“Deux pionniers marseillais de la vapoteuse au chanvre demandent la relaxe en France” le parisien, 06/10/2021
Condamnés en 2018 à des peines de prison avec sursis, les deux trentenaires reviennent en appel avec une décision de la Cour de justice de l’Union européenne rappelant à la France qu’elle ne peut s’opposer à la commercialisation du cannabidiol.
« J’attends d’être reconnu comme un entrepreneur, pas comme un délinquant », explique Sébastien Béguerie, en marge d’un procès en d’appel à Aix-en-Provence (Bouches-du-Rhône). Il est l’un des deux inventeurs de la vapoteuse au chanvre. Antonin Cohen-Adad et lui ont réclamé mercredi leur relaxe en France, forts d’une décision de la Cour de justice de l’UE rappelant à la France qu’elle ne peut s’opposer à la commercialisation du cannabidiol (CBD), une molécule réputée antidouleurs.
Alors qu’en 2018, le parquet général d’Aix-en-Provence (Bouches-du-Rhône) avait requis la condamnation de Sébastien Beguerie, 37 ans, et d’Antonin Cohen-Adad, 35 ans, à quinze mois de prison avec sursis, l’avocat général Pierre-Jean Gaury a, cette fois, entrouvert la voie à une relaxe. Il a invité la Cour d’appel à « tirer les conclusions » de la décision de la Cour de justice de l’Union européenne (CJUE).

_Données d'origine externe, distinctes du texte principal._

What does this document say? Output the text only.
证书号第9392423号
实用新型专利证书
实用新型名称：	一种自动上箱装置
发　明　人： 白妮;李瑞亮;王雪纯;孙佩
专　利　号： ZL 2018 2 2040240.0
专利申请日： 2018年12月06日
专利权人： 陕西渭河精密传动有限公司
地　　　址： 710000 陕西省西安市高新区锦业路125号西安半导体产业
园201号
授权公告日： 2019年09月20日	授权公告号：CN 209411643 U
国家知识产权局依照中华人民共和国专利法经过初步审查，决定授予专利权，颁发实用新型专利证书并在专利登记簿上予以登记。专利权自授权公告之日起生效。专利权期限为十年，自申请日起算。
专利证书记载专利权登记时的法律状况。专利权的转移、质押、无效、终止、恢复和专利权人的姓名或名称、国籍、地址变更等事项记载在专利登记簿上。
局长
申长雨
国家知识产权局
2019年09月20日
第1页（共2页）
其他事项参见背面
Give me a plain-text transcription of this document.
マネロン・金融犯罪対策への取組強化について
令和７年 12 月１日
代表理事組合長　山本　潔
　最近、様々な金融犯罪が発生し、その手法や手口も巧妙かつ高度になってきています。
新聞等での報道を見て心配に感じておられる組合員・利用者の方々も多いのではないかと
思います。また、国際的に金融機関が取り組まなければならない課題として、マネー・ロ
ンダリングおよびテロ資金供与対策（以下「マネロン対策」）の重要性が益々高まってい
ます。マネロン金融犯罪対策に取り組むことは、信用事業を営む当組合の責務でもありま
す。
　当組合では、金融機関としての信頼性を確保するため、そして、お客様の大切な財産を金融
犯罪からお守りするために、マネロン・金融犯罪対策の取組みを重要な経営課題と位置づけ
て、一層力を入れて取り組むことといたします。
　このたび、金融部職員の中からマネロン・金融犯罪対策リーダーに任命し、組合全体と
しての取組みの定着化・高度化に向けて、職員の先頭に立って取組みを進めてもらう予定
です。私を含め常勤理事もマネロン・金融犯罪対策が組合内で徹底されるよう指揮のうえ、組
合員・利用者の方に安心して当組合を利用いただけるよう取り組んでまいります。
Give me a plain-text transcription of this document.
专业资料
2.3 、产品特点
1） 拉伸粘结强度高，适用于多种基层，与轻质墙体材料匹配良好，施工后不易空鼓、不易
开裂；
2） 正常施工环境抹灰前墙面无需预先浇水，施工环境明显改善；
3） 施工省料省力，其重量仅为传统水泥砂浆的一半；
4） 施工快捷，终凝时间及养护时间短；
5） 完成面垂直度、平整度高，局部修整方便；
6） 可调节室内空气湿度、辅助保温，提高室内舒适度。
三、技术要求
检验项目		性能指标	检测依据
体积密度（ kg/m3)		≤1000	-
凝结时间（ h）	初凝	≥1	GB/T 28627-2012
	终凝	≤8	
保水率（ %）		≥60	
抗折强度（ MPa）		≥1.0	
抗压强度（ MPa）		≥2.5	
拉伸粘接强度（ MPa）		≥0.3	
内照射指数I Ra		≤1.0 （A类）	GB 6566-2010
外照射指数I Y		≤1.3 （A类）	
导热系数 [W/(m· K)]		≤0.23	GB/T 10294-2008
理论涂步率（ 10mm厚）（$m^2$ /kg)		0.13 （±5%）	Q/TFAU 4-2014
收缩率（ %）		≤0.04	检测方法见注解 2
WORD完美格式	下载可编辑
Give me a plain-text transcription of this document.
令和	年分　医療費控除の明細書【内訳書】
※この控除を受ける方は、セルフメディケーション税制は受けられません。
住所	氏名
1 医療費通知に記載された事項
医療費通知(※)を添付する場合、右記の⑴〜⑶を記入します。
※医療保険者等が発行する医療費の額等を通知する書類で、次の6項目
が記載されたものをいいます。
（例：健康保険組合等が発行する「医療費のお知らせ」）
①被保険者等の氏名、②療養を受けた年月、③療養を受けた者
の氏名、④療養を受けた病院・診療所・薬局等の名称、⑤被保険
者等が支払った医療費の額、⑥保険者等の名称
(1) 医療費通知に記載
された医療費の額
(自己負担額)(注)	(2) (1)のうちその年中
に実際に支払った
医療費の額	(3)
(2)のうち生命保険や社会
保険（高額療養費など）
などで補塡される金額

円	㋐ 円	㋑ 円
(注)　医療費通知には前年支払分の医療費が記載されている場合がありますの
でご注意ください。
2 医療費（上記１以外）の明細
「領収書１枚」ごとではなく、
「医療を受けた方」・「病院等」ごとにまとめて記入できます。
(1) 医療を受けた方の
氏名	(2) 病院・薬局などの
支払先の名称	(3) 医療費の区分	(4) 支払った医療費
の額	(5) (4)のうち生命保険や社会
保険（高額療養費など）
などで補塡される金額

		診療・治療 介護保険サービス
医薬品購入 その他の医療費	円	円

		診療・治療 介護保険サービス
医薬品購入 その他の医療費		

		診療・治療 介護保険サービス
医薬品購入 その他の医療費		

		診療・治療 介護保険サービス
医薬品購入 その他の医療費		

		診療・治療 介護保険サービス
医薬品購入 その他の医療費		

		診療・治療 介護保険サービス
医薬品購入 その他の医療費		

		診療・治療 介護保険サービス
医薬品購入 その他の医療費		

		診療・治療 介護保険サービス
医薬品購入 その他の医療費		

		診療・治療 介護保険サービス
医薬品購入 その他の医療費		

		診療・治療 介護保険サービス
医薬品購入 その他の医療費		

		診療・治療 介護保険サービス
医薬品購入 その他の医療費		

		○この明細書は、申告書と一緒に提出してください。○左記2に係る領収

En décembre 2014, les deux trentenaires avaient lancé la commercialisation de Kanavape, la première vapoteuse au chanvre. Leur cigarette électronique contenait une huile fabriquée en République tchèque avec la totalité de la plante cannabis sativa (chanvre), y compris ses fleurs. Un arrêté d’août 1990 n’autorise le cannabidiol en France que si cette molécule est extraite des seules graines et fibres.
Le tribunal correctionnel de Marseille avait condamné, le 8 janvier 2018, Sébastien Beguerie à 18 mois de prison avec sursis et Antonin Cohen-Adad à quinze mois de prison avec sursis. Amenée à les rejuger, la cour d’appel d’Aix-en-Provence avait sollicité l’avis de la CJUE sur la compatibilité de la réglementation française avec celle de l’UE.
« Aucun effet nocif sur la santé humaine »
Dans un arrêt du 19 novembre 2020, les juges européens ont rappelé qu’à la différence de tétrahydrocannabinol (THC), la molécule du cannabis sativa aux effets psychoactifs, le CBD, ne peut pas être considérée comme un stupéfiant, n’ayant « aucun effet psychotrope ni d’effet nocif sur la santé humaine » et que la France ne peut donc pas interdire sa commercialisation.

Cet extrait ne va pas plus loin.